The range of hooks, trebles and jig heads out there these days is mind-blowing. Anglers have never had it so good. These days I’m keeping a log of the really good patterns and what they are particularly suited to chasing. For instance, I try a certain type of lead jig head for chasing dusky flathead with soft plastics so I’ll record the brand of jig head, the style, the weight and the hook size. I’ll also record what style of soft plastic tail and the fishing scenario that the jig head best suits.

Many of the lures now being imported into the country are equipped with inferior hooks and split rings that just aren’t up to coping with the pressure exerted on them by our high-powered sportfish. It pisses me off no end that you have to pay good money for a lure only to throw the crappy hooks and rings in the bin, but that’s just the way it is, unfortunately.

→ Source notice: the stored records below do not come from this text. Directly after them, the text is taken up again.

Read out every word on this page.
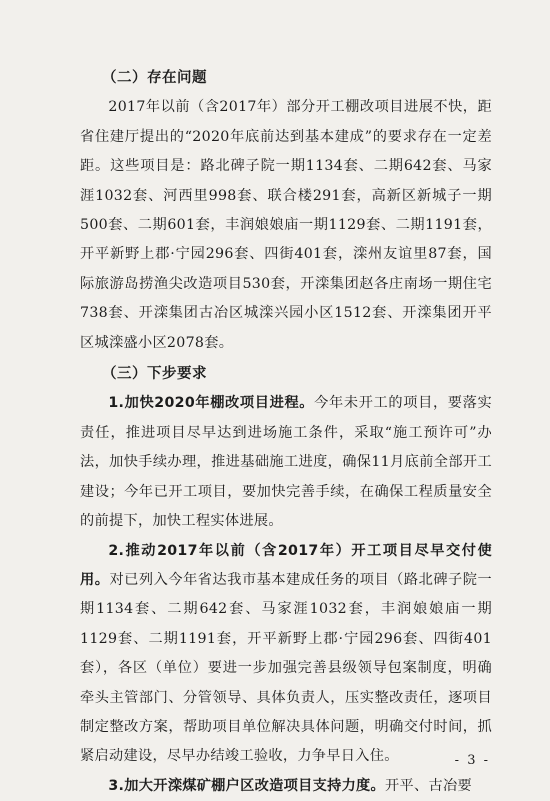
（二）存在问题

2017年以前（含2017年）部分开工棚改项目进展不快，距省住建厅提出的“2020年底前达到基本建成”的要求存在一定差距。这些项目是：路北碑子院一期1134套、二期642套、马家涯1032套、河西里998套、联合楼291套，高新区新城子一期500套、二期601套，丰润娘娘庙一期1129套、二期1191套，开平新野上郡·宁园296套、四街401套，滦州友谊里87套，国际旅游岛捞渔尖改造项目530套，开滦集团赵各庄南场一期住宅738套、开滦集团古冶区城滦兴园小区1512套、开滦集团开平区城滦盛小区2078套。

（三）下步要求

1.加快2020年棚改项目进程。今年未开工的项目，要落实责任，推进项目尽早达到进场施工条件，采取“施工预许可”办法，加快手续办理，推进基础施工进度，确保11月底前全部开工建设；今年已开工项目，要加快完善手续，在确保工程质量安全的前提下，加快工程实体进展。

2.推动2017年以前（含2017年）开工项目尽早交付使用。对已列入今年省达我市基本建成任务的项目（路北碑子院一期1134套、二期642套、马家涯1032套，丰润娘娘庙一期1129套、二期1191套，开平新野上郡·宁园296套、四街401套），各区（单位）要进一步加强完善县级领导包案制度，明确牵头主管部门、分管领导、具体负责人，压实整改责任，逐项目制定整改方案，帮助项目单位解决具体问题，明确交付时间，抓紧启动建设，尽早办结竣工验收，力争早日入住。

3.加大开滦煤矿棚户区改造项目支持力度。开平、古冶要

- 3 -
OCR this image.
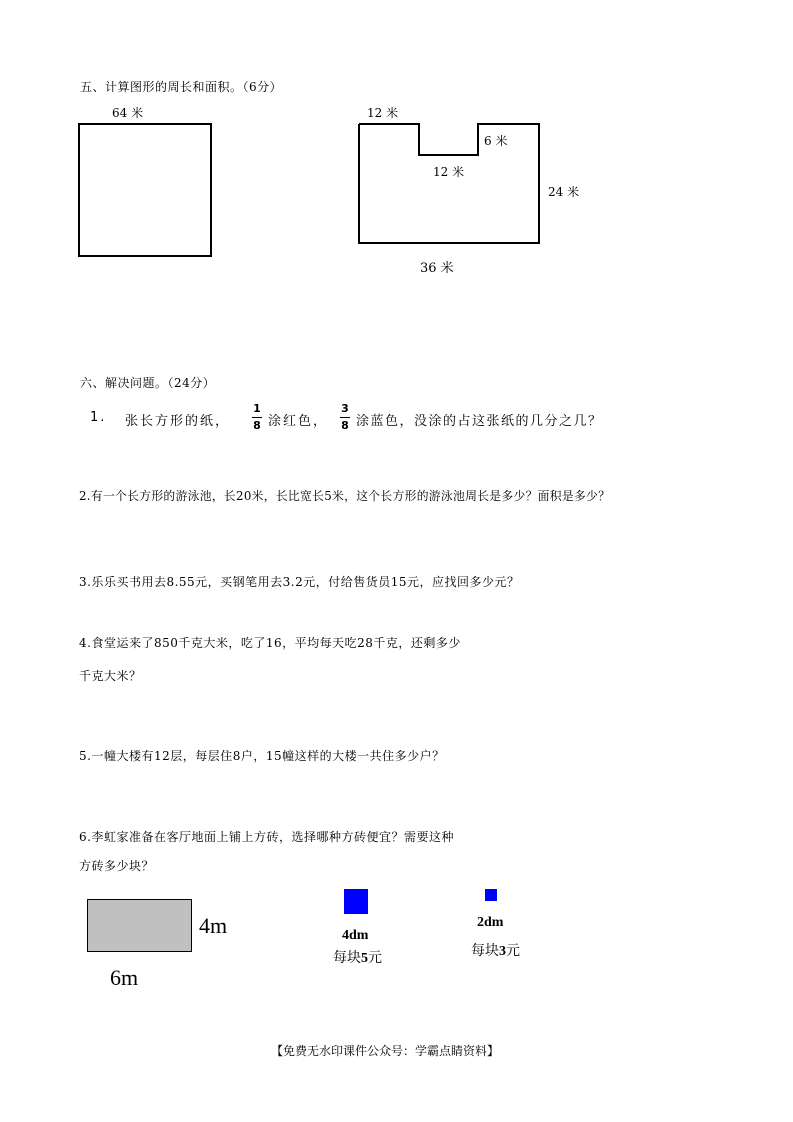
五、计算图形的周长和面积。（6分）
64 米	12 米
6 米
12 米
24 米
36 米
六、解决问题。（24分）
1. 张长方形的纸，
1
8 涂红色，
3
8 涂蓝色，没涂的占这张纸的几分之几？
2.有一个长方形的游泳池，长20米，长比宽长5米，这个长方形的游泳池周长是多少？面积是多少？
3.乐乐买书用去8.55元，买钢笔用去3.2元，付给售货员15元，应找回多少元？
4.食堂运来了850千克大米，吃了16，平均每天吃28千克，还剩多少
千克大米？
5.一幢大楼有12层，每层住8户，15幢这样的大楼一共住多少户？
6.李虹家准备在客厅地面上铺上方砖，选择哪种方砖便宜？需要这种
方砖多少块？
4m
6m
4dm
每块5元
2dm
每块3元
【免费无水印课件公众号：学霸点睛资料】
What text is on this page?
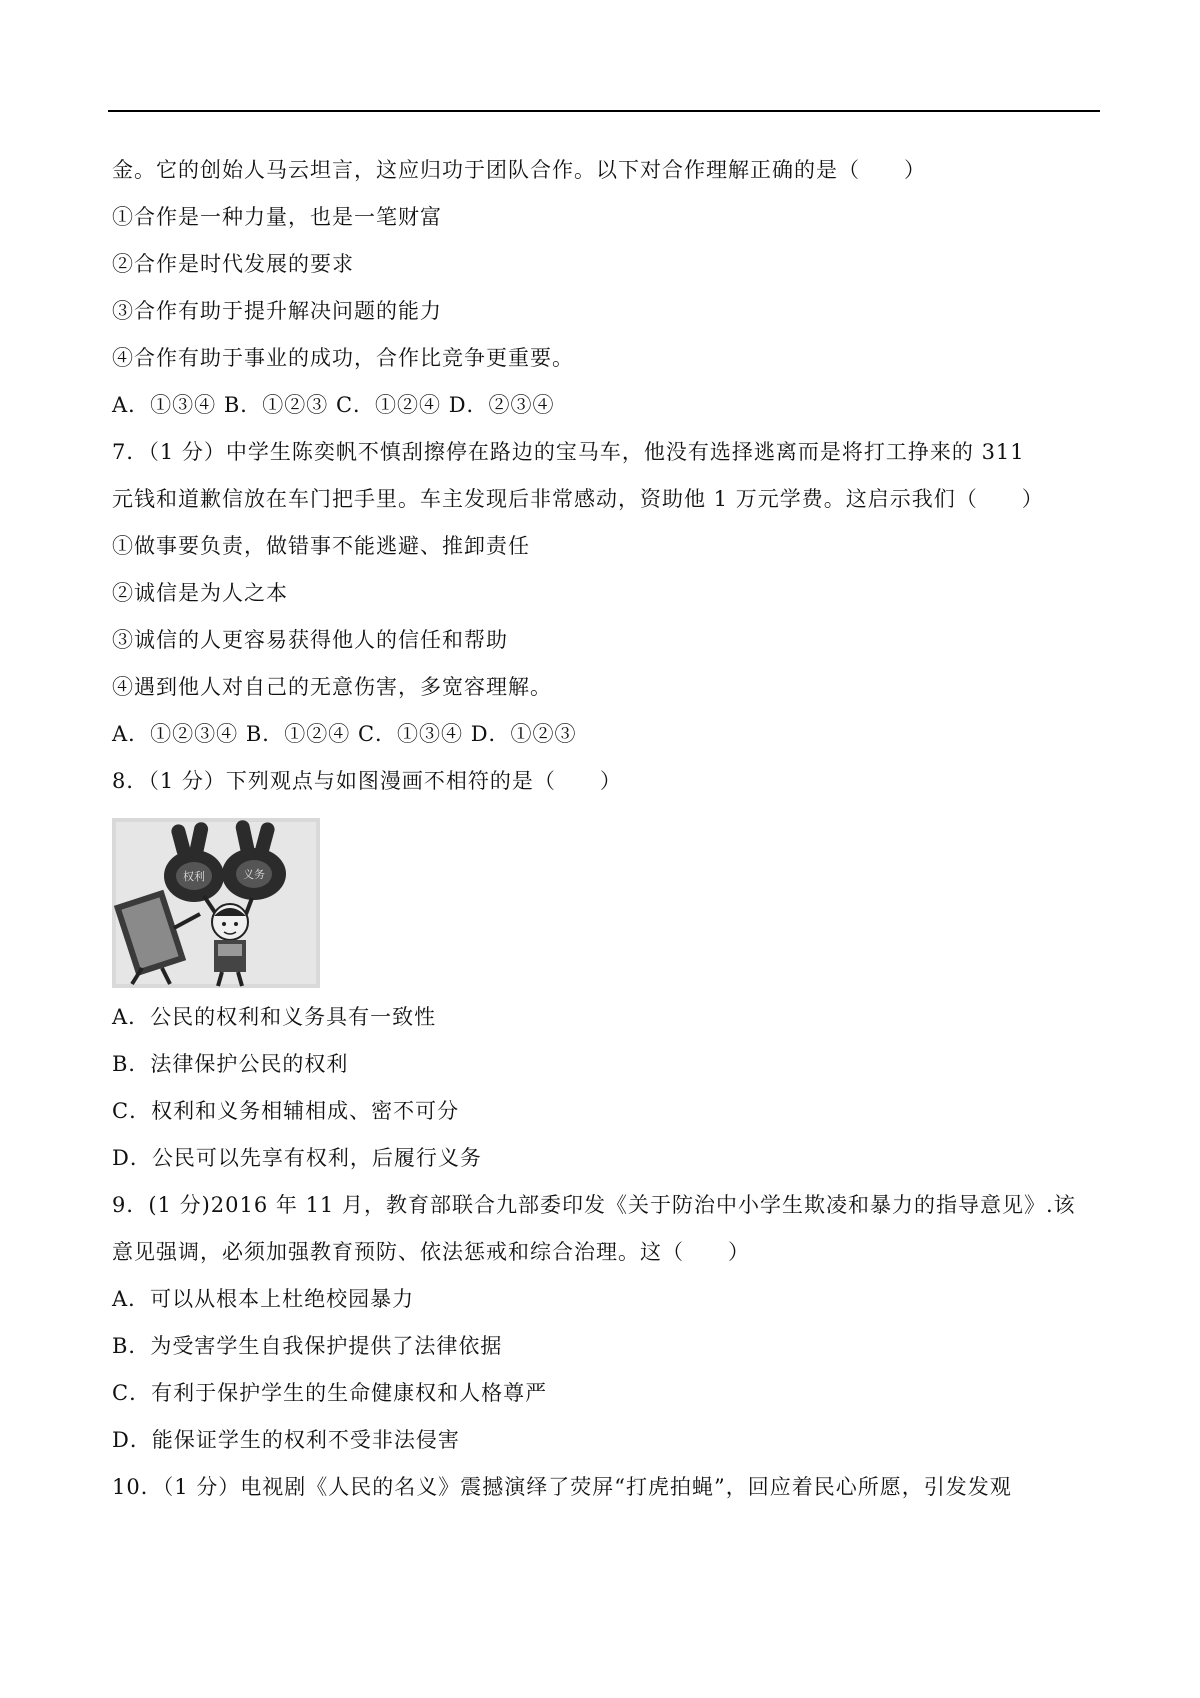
金。它的创始人马云坦言，这应归功于团队合作。以下对合作理解正确的是（　　）
①合作是一种力量，也是一笔财富
②合作是时代发展的要求
③合作有助于提升解决问题的能力
④合作有助于事业的成功，合作比竞争更重要。
A．①③④ B．①②③ C．①②④ D．②③④
7．（1 分）中学生陈奕帆不慎刮擦停在路边的宝马车，他没有选择逃离而是将打工挣来的 311
元钱和道歉信放在车门把手里。车主发现后非常感动，资助他 1 万元学费。这启示我们（　　）
①做事要负责，做错事不能逃避、推卸责任
②诚信是为人之本
③诚信的人更容易获得他人的信任和帮助
④遇到他人对自己的无意伤害，多宽容理解。
A．①②③④ B．①②④ C．①③④ D．①②③
8．（1 分）下列观点与如图漫画不相符的是（　　）
权利	义务
A．公民的权利和义务具有一致性
B．法律保护公民的权利
C．权利和义务相辅相成、密不可分
D．公民可以先享有权利，后履行义务
9．(1 分)2016 年 11 月，教育部联合九部委印发《关于防治中小学生欺凌和暴力的指导意见》.该
意见强调，必须加强教育预防、依法惩戒和综合治理。这（　　）
A．可以从根本上杜绝校园暴力
B．为受害学生自我保护提供了法律依据
C．有利于保护学生的生命健康权和人格尊严
D．能保证学生的权利不受非法侵害
10．（1 分）电视剧《人民的名义》震撼演绎了荧屏“打虎拍蝇”，回应着民心所愿，引发发观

Replace them with quality terminals appropriate for the species you’re targeting. 

(3) Go light: Fish definitely aren’t getting any easier to catch so be open  to embracing new technology such as fluorocarbon leader material and trying out new knots. Always remember that lighter lines will get you more bites in the long run. When rigging take your time forming your knots and pulling them up, and always lubricate them with saliva to avoid friction damage. Any knot that doesn’t appear to have pulled up and formed correctly should be rejected, cut off and tied again. Once the knot is complete take care to cut the tag end off without damaging the formed knot. With practice you’ll come to know how close you can cut off the tag end for each different connection. Work at developing a range of quality knots that will cover all fishing and rigging situations. Practice them till you are competent to tie them in all circumstances, particularly under pressure when you need to get back in the water quickly to take advantage of a hot bite. 

(4) Keep it clean: Lastly, ensure you pick up your rubbish – especially discarded fishing line – at the end of the day and take it home to be disposed of responsibly. Recreational anglers have never before been under such scrutiny from green groups and government authorities so it’s up to all of us to do the right thing.